TV Imperial

Boa Vista, Roraima; Brazil;
- Channels: Digital: 34 (UHF); Virtual: 6;

Programming
- Affiliations: Record

Ownership
- Owner: Grupo Égia de Comunicação; (TV Imperial Sociedade Limitada);
- Sister stations: Rádio 93 FM

History
- First air date: November 26, 1991
- Former channel numbers: Analog: 6 (VHF, 1991–2018)

Technical information
- Licensing authority: ANATEL
- ERP: 3.6 kW
- Transmitter coordinates: 02°50′18.1″S 60°40′02.4″W﻿ / ﻿2.838361°S 60.667333°W

Links
- Public license information: Profile
- Website: record.r7.com/record-emissoras/norte/tv-imperial/

= TV Imperial =

TV Imperial (channel 6) is a Brazilian television station serving as the affiliate of the Record television network for the state of Roraima. Based in Boa Vista, the station is owned by the Grupo Égia de Comunicação as its sole television property, which also includes Rádio 93 FM, with wide coverage in the state. The station has modern equipment and a qualified team to produce local content. The station was formerly owned by Romero Jucá and other members of his family.

==History==
Before the end of 1991, TV Imperial was installed in record time, between concession and operation it took just 50 days, until then the other channels took an average of 18 months to enter into experimental operation. With its own headquarters and equipment, TV Imperial began airing on VHF channel 6 as an affiliate of Rede Record, one of the first in the early days of the Macedo administration.

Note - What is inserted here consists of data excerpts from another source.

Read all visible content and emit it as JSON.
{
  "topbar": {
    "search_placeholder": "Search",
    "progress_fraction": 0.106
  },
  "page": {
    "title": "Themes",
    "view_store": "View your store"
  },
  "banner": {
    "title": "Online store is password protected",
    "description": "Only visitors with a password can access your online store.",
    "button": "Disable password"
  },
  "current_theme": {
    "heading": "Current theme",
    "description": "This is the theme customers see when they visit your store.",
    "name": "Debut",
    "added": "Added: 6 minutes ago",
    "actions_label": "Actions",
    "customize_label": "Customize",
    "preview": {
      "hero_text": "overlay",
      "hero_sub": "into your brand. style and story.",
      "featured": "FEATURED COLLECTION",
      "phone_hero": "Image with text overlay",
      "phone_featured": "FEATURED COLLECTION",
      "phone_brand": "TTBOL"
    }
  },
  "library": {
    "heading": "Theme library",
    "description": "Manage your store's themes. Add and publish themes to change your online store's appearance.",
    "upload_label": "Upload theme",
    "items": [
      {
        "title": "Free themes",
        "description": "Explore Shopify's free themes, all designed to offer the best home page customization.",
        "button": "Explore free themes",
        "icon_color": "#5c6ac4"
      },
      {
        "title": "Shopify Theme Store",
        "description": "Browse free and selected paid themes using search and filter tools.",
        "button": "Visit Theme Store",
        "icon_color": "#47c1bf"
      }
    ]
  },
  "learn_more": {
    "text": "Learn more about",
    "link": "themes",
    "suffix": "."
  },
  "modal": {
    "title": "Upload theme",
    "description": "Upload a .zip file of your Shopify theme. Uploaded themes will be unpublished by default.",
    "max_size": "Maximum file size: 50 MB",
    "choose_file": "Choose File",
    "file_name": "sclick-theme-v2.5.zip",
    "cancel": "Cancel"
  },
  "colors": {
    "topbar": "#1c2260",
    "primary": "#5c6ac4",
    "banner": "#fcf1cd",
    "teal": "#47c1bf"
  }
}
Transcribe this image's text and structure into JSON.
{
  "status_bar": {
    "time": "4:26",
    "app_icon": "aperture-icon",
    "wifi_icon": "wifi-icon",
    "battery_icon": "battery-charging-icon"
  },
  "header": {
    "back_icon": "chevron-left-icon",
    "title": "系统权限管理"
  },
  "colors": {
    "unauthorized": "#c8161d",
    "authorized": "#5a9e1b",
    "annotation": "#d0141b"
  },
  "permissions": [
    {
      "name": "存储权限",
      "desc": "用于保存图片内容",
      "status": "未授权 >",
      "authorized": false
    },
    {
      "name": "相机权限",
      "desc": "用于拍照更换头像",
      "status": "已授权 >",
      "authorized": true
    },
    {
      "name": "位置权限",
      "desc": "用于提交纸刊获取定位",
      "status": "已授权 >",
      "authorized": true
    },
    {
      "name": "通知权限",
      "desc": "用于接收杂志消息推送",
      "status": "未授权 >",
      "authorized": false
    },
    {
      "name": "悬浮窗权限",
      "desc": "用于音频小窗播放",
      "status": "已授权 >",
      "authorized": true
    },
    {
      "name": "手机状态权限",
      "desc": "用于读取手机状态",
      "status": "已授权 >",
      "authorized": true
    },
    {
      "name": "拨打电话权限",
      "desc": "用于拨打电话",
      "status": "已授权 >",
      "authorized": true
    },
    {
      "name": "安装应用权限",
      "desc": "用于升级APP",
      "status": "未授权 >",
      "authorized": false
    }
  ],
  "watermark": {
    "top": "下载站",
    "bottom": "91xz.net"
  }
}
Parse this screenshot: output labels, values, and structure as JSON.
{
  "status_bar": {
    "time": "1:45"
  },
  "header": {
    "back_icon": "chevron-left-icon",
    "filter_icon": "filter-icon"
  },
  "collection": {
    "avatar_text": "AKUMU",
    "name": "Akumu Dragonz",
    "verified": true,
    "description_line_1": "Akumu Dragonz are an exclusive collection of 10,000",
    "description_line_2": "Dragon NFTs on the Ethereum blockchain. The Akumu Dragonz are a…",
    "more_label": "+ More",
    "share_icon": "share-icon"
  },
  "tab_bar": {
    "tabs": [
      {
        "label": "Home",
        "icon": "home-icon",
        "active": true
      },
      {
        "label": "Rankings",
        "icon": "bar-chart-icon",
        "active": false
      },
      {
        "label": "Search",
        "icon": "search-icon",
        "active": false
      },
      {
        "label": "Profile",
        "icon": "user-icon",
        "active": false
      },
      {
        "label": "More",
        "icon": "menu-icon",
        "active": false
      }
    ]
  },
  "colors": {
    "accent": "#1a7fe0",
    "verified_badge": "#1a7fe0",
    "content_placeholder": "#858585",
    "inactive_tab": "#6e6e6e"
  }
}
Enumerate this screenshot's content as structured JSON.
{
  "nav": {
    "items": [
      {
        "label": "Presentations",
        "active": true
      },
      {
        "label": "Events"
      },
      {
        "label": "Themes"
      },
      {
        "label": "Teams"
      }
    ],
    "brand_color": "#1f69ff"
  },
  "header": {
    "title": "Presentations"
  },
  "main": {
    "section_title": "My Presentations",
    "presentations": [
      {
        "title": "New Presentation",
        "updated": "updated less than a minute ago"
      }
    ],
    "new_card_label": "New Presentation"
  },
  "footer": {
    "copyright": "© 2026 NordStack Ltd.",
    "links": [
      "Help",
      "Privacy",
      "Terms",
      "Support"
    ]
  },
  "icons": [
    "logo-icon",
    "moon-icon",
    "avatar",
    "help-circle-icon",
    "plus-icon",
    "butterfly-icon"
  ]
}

In 2010, the broadcaster obtained four new concessions to expand and retransmit signals to the interior, in the months of February, September, October and November, during the election period.

In December 2012, the station carried out the Imperial Solidário project.

In November 2020, TV Imperial was acquired by businessman André Felipe de Brito Pereira Costa.

On July 11, 2024, the Jucá family, represented by businesswoman Rosilene Brito, wife of former senator Romero Jucá, formed Grupo Égia de Comunicação, integrating TV Imperial, Rádio 93 FM and the Roraima em Tempo web portal. Rosilene Brito took the role of director-general of the group.

==Technical information==

| Virtual channel | Digital channel | Screen | Content |
|---|---|---|---|
| 6.1 | 34 UHF | 1080i | TV Imperial/Record's main schedule |

Based on the federal decree transitioning Brazilian TV stations from analogue to digital signals, TV Imperial, as well as the other broadcasters in Boa Vista, ceased broadcasting on VHF channel 6 on October 31, 2018, following the official ANATEL timeline.